Last October, Professor David Miller was sacked from the University of Bristol after being targeted for three years by a vicious pro-Israel

censorship campaign.

Thanks to your generous support, Professor Miller has launched an appeal at an Employment Tribunal. He is challenging Bristol University on the grounds of wrongful dismissal and discrimination against his anti-Zionist beliefs. A preliminary hearing has now taken place ahead of a full hearing next year.

Support David here

This case has the potential to set an important precedent in favour of anti-Zionist speech, making employers think twice before discriminating against employees for their deeply-held and respect-worthy beliefs.

In sacking David Miller Bristol university provided no charge and no evidence. Its statement announcing the sacking cites guidance from the arbitration service Acas that “such internal processes should remain confidential”. But it does state that  the “leading QC” the university consulted “found that Professor Miller’s comments did not constitute unlawful speech”.

But the university sacked him anyhow, citing its “duty of care to all students and the wider university community” and claiming that “Professor Miller did not meet the standards of behaviour we expect from our staff”. There is no more detail than that.

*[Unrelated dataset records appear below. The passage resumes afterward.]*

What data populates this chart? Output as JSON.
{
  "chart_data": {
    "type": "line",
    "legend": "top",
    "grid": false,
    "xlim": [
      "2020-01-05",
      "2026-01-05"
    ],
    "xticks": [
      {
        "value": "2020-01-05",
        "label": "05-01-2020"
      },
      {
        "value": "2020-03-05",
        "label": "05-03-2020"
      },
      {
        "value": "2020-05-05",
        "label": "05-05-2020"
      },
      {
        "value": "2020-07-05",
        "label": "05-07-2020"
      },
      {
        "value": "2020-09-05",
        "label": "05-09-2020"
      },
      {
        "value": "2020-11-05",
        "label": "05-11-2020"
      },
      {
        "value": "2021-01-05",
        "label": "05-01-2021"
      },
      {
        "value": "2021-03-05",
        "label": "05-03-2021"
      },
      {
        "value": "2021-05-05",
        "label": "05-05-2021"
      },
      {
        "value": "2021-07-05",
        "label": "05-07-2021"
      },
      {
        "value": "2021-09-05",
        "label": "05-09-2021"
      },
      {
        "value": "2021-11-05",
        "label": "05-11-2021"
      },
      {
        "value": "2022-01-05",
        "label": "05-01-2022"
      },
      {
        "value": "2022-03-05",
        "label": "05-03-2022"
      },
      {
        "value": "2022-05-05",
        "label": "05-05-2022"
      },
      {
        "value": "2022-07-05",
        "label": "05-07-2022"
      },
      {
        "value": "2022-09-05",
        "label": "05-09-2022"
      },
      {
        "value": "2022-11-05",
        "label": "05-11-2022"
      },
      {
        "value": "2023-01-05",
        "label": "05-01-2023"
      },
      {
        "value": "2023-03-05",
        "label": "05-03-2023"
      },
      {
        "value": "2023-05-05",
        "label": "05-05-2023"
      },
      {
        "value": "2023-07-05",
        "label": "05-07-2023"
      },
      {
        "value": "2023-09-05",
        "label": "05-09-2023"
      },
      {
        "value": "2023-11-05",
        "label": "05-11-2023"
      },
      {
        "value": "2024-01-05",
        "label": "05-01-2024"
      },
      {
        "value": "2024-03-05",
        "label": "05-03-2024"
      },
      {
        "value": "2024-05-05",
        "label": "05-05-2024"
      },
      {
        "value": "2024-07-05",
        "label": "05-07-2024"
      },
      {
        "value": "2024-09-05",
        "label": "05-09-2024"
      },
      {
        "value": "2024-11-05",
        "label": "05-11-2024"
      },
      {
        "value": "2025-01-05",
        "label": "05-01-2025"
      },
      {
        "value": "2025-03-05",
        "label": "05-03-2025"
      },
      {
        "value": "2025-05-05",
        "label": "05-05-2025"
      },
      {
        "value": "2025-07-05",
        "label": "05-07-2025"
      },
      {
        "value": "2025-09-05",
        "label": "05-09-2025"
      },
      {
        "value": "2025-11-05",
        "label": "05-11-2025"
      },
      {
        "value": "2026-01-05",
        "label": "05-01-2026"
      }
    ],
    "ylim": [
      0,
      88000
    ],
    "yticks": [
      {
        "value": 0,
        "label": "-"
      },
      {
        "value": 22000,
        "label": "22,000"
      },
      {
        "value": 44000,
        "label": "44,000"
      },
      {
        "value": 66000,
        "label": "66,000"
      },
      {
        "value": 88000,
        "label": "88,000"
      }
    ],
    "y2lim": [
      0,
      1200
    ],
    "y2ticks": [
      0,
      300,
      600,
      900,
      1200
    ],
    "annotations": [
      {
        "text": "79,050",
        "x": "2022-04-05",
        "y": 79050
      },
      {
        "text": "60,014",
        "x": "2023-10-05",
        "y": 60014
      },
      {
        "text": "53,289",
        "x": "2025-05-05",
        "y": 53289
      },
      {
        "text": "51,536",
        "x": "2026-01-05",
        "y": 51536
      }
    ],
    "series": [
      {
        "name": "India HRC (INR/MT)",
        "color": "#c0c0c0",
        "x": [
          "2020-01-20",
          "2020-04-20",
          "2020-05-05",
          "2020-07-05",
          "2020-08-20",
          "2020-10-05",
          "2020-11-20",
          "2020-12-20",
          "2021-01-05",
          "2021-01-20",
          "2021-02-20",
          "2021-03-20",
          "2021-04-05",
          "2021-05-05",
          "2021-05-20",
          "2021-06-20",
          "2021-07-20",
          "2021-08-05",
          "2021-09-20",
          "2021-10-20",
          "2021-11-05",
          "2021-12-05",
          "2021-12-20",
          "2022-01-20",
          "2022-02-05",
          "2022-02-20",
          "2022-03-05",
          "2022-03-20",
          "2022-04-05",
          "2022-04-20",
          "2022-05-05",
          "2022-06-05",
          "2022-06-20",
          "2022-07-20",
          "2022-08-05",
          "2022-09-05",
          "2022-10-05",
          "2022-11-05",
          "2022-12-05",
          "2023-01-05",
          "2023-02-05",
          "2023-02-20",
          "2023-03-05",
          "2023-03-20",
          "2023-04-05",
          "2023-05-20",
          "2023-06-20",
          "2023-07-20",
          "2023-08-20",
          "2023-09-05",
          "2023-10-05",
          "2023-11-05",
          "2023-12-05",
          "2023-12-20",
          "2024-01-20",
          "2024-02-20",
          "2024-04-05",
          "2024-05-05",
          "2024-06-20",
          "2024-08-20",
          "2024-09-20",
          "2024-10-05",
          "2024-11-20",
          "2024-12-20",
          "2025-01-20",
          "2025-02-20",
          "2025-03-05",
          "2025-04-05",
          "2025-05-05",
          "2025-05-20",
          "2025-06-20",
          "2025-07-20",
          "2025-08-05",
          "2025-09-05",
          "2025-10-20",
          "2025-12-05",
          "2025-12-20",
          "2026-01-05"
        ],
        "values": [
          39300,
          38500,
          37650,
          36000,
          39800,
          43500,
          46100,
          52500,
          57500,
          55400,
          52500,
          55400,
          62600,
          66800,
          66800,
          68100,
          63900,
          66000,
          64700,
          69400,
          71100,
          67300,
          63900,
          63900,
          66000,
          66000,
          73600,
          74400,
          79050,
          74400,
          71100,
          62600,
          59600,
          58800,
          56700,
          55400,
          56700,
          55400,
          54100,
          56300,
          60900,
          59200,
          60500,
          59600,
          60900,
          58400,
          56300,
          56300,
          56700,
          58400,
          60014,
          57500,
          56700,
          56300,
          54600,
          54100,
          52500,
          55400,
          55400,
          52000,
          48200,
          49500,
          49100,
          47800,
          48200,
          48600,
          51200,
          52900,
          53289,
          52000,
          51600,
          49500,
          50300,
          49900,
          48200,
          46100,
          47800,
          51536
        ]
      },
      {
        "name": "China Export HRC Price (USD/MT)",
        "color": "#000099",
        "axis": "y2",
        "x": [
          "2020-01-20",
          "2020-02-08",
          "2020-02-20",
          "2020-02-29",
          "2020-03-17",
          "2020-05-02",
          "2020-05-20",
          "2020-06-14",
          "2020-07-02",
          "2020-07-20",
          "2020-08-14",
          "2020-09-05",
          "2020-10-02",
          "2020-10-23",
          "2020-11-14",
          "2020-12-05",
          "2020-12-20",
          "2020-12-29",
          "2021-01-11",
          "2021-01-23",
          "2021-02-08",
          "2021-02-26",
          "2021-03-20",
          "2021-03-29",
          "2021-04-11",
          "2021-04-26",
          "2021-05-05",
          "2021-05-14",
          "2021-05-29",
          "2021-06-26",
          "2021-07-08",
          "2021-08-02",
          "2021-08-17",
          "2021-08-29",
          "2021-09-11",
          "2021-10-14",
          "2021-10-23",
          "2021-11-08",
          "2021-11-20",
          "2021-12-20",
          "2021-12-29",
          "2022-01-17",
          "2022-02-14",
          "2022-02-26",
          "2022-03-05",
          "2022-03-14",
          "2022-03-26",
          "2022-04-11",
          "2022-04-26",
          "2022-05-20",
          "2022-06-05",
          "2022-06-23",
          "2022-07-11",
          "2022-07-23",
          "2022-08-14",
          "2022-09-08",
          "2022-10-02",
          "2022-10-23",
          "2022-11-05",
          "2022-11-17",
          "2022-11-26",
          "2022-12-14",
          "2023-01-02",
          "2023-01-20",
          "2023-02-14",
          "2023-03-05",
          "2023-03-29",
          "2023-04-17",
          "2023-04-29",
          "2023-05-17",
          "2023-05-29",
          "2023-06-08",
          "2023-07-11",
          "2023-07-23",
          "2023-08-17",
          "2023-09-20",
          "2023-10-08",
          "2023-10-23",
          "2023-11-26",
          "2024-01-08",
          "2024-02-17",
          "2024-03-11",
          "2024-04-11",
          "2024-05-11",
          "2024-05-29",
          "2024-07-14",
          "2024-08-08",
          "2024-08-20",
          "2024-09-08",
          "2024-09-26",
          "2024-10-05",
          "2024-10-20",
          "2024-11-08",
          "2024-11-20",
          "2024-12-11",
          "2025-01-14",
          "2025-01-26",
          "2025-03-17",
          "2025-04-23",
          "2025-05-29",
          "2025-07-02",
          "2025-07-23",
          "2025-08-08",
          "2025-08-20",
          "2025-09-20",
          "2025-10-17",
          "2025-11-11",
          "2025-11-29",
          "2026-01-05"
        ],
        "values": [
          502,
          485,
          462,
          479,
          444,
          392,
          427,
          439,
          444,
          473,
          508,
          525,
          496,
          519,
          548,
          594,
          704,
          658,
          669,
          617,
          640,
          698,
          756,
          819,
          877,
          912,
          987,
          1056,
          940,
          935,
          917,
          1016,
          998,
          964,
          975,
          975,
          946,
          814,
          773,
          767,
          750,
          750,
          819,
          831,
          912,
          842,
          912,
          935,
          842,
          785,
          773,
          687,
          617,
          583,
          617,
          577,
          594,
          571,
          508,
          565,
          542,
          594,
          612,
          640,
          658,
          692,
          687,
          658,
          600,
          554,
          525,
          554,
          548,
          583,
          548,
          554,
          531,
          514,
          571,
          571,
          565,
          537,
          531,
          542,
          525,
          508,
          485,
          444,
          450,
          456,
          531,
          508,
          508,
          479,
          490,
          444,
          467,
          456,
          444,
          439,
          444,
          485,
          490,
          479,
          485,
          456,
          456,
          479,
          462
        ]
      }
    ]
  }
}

No doubt David Miller offended a lot of people. Indeed, it is precisely to deal with cases such as his that the amendment to the 1988 Education Reform Bill requires universities to “ensure that academic staff have freedom within the law to question and test received wisdom, and put forward new ideas and controversial or unpopular opinions”. This is in addition to article 10 of the European Convention on Human Rights, (incorporated into UK law), which guarantees freedom of expression.